Grandi scene di corsa non bastano

Il cinema di Michael Mann è da sempre costellato di coppie maschili molto forti, come in Insider, in Heat o in Miami Vice.
Evidentemente il lato romantico non gli si è mai adattato e si vede chiaramente in questo Ferrari dove è proprio il personaggio femminile della moglie a zoppicare pesantemente.

Penelope Cruz, costantemente in overacting, si trova ad interpretare un personaggio ricco di cliché, lo stereotipo della donna italiana che piace oltreoceano, davvero imbarazzante. Da qui partono i problemi di sceneggiatura del film che soprattutto nella prima parte zoppica pesantemente.

Proprio a questo proposito non possono che tornare alla mente le parole di Favino all'uscita della proiezione che chiedeva alla produzioni di ingaggiare attori italiani ad interpretare personaggi italiani. Probabilmente sarebbe più utile avere sceneggiatori locali piuttosto che attori in modo da riuscire a raccontare un luogo senza cadere in banali cliché.

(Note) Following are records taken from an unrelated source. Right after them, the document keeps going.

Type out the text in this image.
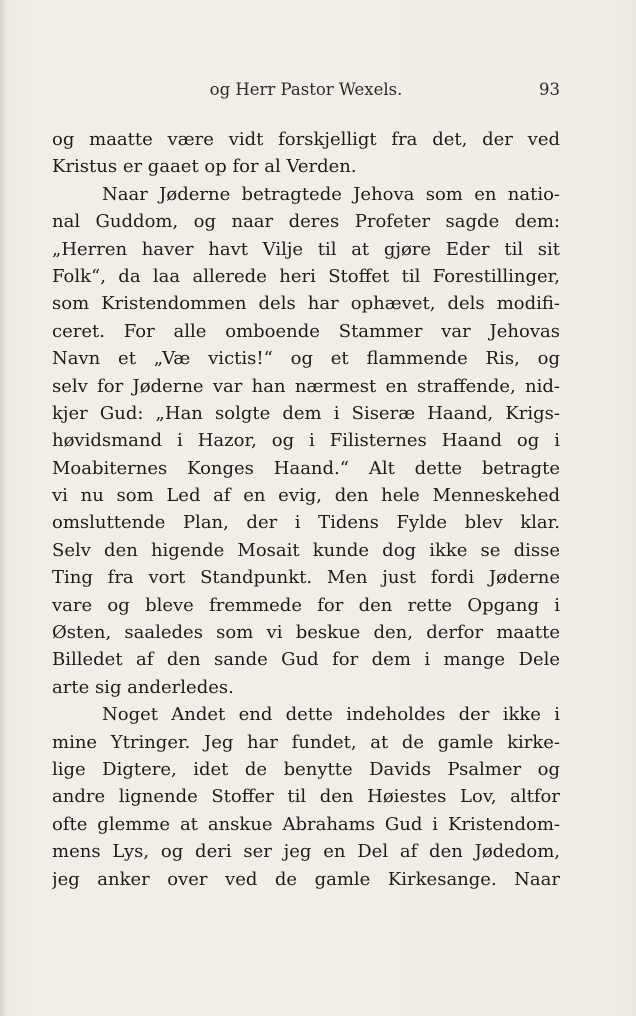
og Herr Pastor Wexels.	93
og maatte være vidt forskjelligt fra det, der ved
Kristus er gaaet op for al Verden.
Naar Jøderne betragtede Jehova som en natio-
nal Guddom, og naar deres Profeter sagde dem:
„Herren haver havt Vilje til at gjøre Eder til sit
Folk“, da laa allerede heri Stoffet til Forestillinger,
som Kristendommen dels har ophævet, dels modifi-
ceret. For alle omboende Stammer var Jehovas
Navn et „Væ victis!“ og et flammende Ris, og
selv for Jøderne var han nærmest en straffende, nid-
kjer Gud: „Han solgte dem i Siseræ Haand, Krigs-
høvidsmand i Hazor, og i Filisternes Haand og i
Moabiternes Konges Haand.“ Alt dette betragte
vi nu som Led af en evig, den hele Menneskehed
omsluttende Plan, der i Tidens Fylde blev klar.
Selv den higende Mosait kunde dog ikke se disse
Ting fra vort Standpunkt. Men just fordi Jøderne
vare og bleve fremmede for den rette Opgang i
Østen, saaledes som vi beskue den, derfor maatte
Billedet af den sande Gud for dem i mange Dele
arte sig anderledes.
Noget Andet end dette indeholdes der ikke i
mine Ytringer. Jeg har fundet, at de gamle kirke-
lige Digtere, idet de benytte Davids Psalmer og
andre lignende Stoffer til den Høiestes Lov, altfor
ofte glemme at anskue Abrahams Gud i Kristendom-
mens Lys, og deri ser jeg en Del af den Jødedom,
jeg anker over ved de gamle Kirkesange. Naar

Poi però arriva la seconda parte, inizia la Mille Miglia, rombano i motori e la regia di Mann si accende. La maestria nel dirigere scene di corsa, la capacità di portare lo spettatore sul sedile delle auto da corsa è innegabile. Il montaggio diventa trascinante e qui tutto funziona.

Passato in concorso a Venezia dove però, giustamente, non ha raccolto premi, Ferrari è un'opera zoppicante, che trova nel cast tecnico la sua forza maggiore. La fotografia, capace di esaltare il rosso Ferrrari in opposizione al grigio/nero della vita dei protagonisti è un'altra ottima caratteristica. Si può vedere, ma siamo lontani dal film memorabile.